Cristianismo, islamismo, hinduísmo, budismo, num cardápio tão diversificado, existem pontos em comum. De qualquer forma a violência será sempre injustificável em prol de que Deus seja.

Acreditar, ter fé no Deus, nos Deuses, em alguma coisa. Quando era pequena ia muitas vezes à Nossa Senhora do Socorro, com a minha família, queimávamos velinhas com os nossos pensamentos em conjunto e na esperança de serem ouvidas as nossa preces, pelos nossos. Era também altura de convívio, fazíamos um piquenique, andávamos a pé, era um ponto de união entre miúdos e graúdos. E era genuíno e espontâneo e espiritual.

Lembro-me também de quando andava na Catequese, e quando o ir ou não à missa, era quase que uma obrigação, para os mais pequenos um “picar o ponto”, as euforias do Domingo, do traje domingueiro das beatas que comentavam tudo e olhavam escrutinosamente para as toiletes. Não tenho saudades disso, tenho saudades do sair de casa para ir refletir, estar em comunhão com Deus no verdadeiro sentido, eu e Ele, sem distrações ou pensamentos mais terrenos acerca do mundo ou dos outros.

O sentimento de culpa exacerbada, é susceptível de futuras neuroses e o medo é o travão da mudança e da transformação. Dessa ideia nunca fui adepta fervorosa, assim como numa educação carregada de ansiedades e medos, o medo de viver torna-se real e a culpa petrifica-nos. Não digo com isto que a existência de regras e leis seja negativa, pelo contrário, são cruciais na auto-regulação dos comportamentos, mas os extremismos acentuados toldam o raciocínio e os sentimentos daquilo que é humano, podendo tornar-nos benevolentes demais, ou cruéis demais.

Um QB em tudo é sempre a melhor opção, como se de uma receita se tratasse, e o ter discernimento para tal são outros quinhentos, é o conceito de crescimento pessoal e espiritual. Não podemos ser vítimas nem carrascos, se nos desresponsabilizarmos constantemente entramos numa mimalhice pegada em que as coisas devem ser sempre como queremos. As nossas atitudes são sempre justificáveis, o mundo deve girar à nossa volta e temos a falsa pretensão de que somos insubstituíveis, se formos demasiado estreitos e racionais, não haveria compaixão no mundo.

O Yoga teve esse poder na minha vida, de me tornar mais espiritual, mesmo não sendo em torno dos rituais ditos cristãos, mas na busca do equilíbrio. O Mindfulness preconiza também aspetos essenciais para a nossa limpeza de alma, e para a consciência do agora, do presente, sem uma ansiedade debilitante de antecipação do futuro e com a auto-aceitação da nossa imperfeição.
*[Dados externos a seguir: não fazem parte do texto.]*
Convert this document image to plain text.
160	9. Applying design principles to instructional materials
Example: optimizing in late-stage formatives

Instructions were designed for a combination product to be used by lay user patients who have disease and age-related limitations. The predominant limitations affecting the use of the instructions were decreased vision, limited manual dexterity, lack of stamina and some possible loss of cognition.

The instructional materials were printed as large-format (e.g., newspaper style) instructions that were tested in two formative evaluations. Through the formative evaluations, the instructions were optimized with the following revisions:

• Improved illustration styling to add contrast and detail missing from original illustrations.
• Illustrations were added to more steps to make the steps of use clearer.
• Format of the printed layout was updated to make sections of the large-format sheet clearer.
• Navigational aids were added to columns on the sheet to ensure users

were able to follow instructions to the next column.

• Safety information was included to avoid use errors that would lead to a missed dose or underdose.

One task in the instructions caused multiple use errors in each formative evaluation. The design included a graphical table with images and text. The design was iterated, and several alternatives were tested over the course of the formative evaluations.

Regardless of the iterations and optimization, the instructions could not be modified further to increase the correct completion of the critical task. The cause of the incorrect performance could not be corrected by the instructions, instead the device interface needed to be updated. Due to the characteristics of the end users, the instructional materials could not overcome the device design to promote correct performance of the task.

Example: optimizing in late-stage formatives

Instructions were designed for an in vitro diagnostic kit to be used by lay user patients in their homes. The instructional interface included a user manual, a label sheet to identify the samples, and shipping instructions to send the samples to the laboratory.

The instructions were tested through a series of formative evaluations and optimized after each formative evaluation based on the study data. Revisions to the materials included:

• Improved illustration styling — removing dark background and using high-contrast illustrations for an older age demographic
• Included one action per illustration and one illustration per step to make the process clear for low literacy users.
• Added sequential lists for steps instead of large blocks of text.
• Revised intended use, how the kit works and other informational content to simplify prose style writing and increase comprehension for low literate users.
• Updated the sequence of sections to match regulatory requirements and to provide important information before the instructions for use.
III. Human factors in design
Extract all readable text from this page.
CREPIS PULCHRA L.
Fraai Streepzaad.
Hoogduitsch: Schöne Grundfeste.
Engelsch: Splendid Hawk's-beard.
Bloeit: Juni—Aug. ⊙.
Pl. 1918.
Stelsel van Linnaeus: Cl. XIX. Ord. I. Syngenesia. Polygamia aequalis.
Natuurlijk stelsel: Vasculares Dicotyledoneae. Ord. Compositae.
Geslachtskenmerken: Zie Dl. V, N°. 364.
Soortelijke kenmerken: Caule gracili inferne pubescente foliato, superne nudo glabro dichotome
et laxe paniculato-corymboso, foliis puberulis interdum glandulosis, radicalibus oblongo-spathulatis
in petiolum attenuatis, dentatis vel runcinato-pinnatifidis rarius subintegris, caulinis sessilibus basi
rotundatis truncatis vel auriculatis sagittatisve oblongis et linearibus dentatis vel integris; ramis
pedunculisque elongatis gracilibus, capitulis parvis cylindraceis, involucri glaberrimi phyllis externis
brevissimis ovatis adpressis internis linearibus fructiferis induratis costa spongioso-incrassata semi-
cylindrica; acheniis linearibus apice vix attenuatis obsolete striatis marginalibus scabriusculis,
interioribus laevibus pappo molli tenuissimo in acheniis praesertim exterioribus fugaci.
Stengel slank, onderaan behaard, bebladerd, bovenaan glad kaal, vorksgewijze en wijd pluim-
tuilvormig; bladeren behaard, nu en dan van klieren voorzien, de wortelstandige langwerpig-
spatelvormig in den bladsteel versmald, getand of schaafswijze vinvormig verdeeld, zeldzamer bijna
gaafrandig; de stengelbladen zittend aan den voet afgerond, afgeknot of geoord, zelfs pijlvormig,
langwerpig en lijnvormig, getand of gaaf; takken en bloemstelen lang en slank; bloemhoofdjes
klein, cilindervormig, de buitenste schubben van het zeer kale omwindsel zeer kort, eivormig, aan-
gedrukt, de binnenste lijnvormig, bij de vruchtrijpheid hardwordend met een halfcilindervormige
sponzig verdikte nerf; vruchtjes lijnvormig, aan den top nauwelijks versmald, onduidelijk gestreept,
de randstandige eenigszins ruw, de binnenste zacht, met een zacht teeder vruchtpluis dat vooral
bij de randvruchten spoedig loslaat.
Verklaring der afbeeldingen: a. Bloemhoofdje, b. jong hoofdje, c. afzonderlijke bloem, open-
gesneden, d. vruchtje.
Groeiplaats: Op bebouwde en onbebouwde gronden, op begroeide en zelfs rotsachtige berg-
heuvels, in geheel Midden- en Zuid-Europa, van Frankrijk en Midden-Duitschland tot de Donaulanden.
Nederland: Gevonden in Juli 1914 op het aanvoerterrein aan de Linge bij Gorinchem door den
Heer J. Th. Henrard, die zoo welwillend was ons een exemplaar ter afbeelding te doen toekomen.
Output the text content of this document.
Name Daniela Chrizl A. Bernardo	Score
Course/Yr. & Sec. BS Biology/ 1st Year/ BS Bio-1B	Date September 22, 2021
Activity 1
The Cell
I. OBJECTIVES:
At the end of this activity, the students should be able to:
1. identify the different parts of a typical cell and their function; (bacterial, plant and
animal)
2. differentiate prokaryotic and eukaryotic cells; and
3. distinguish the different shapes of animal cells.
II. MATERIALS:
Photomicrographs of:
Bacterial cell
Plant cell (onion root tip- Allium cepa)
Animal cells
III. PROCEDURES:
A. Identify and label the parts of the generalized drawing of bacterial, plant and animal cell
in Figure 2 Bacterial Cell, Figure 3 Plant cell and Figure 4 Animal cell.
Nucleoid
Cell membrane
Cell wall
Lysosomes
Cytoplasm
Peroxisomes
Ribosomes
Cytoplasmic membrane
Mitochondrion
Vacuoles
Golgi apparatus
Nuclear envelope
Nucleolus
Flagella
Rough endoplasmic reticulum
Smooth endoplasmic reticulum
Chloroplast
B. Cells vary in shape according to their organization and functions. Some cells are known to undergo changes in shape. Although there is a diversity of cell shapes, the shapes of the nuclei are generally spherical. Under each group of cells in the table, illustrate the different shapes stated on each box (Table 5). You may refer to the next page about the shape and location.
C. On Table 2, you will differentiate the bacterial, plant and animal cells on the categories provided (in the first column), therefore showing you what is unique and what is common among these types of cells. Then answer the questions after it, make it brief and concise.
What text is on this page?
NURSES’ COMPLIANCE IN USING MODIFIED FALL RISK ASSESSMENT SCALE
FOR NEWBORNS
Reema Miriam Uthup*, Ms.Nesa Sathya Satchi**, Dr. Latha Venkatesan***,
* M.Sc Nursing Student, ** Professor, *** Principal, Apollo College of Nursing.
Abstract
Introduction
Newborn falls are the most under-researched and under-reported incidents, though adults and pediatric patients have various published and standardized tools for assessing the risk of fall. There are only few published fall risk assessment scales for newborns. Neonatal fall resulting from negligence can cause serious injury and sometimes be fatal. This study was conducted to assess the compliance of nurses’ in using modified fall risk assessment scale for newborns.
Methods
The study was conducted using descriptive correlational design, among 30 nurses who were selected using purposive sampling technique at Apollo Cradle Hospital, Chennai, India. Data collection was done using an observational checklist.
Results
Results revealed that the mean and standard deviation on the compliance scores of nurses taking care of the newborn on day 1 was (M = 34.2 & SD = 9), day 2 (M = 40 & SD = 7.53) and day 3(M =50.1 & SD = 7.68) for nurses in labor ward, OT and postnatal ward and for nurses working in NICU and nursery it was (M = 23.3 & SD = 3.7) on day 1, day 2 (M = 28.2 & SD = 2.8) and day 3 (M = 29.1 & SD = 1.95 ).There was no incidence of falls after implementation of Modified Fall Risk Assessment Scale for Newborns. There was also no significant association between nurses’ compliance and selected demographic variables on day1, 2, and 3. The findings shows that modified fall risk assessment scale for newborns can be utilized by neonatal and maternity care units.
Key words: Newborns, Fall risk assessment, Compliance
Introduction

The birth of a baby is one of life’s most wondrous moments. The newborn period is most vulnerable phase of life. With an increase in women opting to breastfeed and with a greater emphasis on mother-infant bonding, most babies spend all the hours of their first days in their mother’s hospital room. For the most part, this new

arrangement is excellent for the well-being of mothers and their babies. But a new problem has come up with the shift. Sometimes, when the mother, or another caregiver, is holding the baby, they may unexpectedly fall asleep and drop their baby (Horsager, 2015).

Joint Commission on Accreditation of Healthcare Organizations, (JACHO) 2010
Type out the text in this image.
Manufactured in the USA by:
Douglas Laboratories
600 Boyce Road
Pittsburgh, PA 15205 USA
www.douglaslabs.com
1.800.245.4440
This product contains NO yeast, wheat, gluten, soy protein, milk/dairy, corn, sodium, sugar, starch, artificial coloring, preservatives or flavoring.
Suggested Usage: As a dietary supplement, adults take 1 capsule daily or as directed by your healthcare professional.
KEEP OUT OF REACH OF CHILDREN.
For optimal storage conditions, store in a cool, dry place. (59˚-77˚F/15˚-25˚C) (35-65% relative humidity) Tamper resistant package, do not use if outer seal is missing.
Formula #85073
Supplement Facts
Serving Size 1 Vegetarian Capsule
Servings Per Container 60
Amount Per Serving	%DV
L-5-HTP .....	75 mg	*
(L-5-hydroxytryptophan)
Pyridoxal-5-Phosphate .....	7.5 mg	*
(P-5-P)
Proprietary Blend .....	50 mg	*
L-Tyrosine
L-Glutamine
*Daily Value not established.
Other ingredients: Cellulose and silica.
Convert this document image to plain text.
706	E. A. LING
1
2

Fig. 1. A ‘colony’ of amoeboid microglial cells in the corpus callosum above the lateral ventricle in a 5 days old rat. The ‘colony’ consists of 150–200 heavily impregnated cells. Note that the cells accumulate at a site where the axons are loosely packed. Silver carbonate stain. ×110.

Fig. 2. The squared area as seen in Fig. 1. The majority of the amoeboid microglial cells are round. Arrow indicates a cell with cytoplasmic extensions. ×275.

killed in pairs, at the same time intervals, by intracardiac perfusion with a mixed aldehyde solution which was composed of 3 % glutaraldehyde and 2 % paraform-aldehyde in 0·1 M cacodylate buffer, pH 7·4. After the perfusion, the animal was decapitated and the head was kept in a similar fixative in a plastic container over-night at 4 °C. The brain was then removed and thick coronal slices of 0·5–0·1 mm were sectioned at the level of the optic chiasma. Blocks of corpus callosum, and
Claro está, que nada é possível sem reflexão, meditação, e não, não perdemos tempo, ganhamos tempo, tempo e disponibilidade emocional, que não é contabilizada num relógio, mas é adaptativa das nossas emoções e sentimentos.

Lembro-me que quando estudava Filosofia, em que bebia cada texto, cada teoria, como uma verdadeira CSI em formação nas leis da vida, Descartes e o Discurso do Método, ecoavam na minha cabeça. Quando se questiona sobre a existência de Deus, e da ideia de perfeição, esta teria que ter surgido de algo também perfeito. Essa dicotomia existe em nós, a perfeição vs. imperfeição. A mesma perfeição que nos leva a compreender alguém, a perdoar, a ser empático, é a mesma imperfeição que por vezes nos leva a julgar e ter uma visão mais superficial do mundo e dos outros.

O limbo entre dois pólos e a frequência em que neles estamos ditará a nossa consciência do sermos ou não boas pessoas? Será um bocadinho por aqui, um meio termo, cinzento, sem ser o branco ou o preto, ou bem ou o mal. Com a idade descobrimos que ter personalidade e ser assertivo, não significa necessariamente ter uma posição vincada sobre tudo, aprendemos a ponderar, relativizar, filtrar. O nosso filtro será sempre a nossa bússola moral, se nos guiarmos demasiadamente pelos filtros alheios, a ansiedade tomará conta de nós. Por isso, que o leme da nossa consciência e experiência nos guie sempre pelos mares da coragem que precisamos de navegar, com ligeireza e serenidade.